After refusing to accept 226 migrants onboard a German charity rescue ship last week, Italy now seems to relent, saying on Thursday it would take them in, but would impound the vessel, Reuters reported.
The crew of the ship operated by Mission Lifeline charity had spotted migrants in two overcrowded rubber boats in international waters on 14 June. Italy told them that Libya’s coastguard was coming to get them, but they decided to rescue the migrants because ‘they would not have been safe if taken back to Libya’, a spokesman for the charity was quoted as saying.
Interior minister, Matteo Salvini, initially said the Dutch-flagged ship Lifeline should take the people from the Mediterranean to the Netherlands and not Italy.
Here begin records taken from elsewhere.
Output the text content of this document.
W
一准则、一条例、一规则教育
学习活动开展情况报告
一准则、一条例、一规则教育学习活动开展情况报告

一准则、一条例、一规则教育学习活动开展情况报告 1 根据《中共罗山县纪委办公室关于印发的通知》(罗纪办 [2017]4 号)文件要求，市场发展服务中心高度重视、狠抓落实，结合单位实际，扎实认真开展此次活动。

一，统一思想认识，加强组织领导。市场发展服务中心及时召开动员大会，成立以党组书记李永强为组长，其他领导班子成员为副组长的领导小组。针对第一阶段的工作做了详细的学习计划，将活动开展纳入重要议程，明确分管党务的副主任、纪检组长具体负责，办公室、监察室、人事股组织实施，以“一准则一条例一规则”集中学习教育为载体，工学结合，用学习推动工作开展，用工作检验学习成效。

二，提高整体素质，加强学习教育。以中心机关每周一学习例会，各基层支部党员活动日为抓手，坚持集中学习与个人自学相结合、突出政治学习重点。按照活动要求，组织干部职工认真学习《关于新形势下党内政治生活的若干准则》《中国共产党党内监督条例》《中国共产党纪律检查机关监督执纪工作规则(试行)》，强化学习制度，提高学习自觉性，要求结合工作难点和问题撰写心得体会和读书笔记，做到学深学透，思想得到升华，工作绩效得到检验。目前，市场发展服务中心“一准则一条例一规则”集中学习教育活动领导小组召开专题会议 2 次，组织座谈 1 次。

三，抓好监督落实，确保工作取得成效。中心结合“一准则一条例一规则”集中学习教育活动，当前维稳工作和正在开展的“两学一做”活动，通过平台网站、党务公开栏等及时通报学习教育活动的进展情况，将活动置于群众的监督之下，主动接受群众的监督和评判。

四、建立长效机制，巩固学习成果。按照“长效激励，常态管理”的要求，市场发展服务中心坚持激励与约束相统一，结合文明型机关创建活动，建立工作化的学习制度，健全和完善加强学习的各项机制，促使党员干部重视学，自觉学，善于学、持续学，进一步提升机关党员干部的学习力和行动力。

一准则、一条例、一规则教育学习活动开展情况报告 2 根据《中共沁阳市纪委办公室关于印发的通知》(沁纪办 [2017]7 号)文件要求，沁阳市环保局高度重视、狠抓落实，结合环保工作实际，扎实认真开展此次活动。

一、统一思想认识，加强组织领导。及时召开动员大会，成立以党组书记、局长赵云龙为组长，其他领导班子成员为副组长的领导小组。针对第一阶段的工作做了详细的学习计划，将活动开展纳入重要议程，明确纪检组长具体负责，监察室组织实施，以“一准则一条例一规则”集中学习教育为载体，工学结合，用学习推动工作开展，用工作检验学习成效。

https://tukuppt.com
However, transport minister, Danilo Toninelli, later said it was unsafe for the 32-meter vessel to travel such a great distance with so many people onboard.
“We will assume the humanitarian generosity and responsibility to save these people and take them onto Italian coastguard ships,” Toninelli said in a video posted on Facebook.
Earlier this month, Salvini pledged to no longer let charity ships bring rescued migrants in Italy, leaving the Gibraltar-flagged ‘Aquarius’ stranded at sea for days with more than 600 migrants until Spain eventually accepted them.
ICS expressed its concern with respect to this decision of the Italian Government, noting serious implications for the safety of life at sea, as well as trade traffic issues throughout the Mediterranean.
International maritime guidelines say that people rescued at sea should be taken to the nearest “place of safety.”
In addition, the United Nations and other humanitarian agencies do not deem Libya “a place of safety” because they say migrants there are subject to indefinite detention, physical abuse, forced labor and extortion.
Italy has seen more than 640,000 migrants land on its shores since 2014 and is currently sheltering 170,000.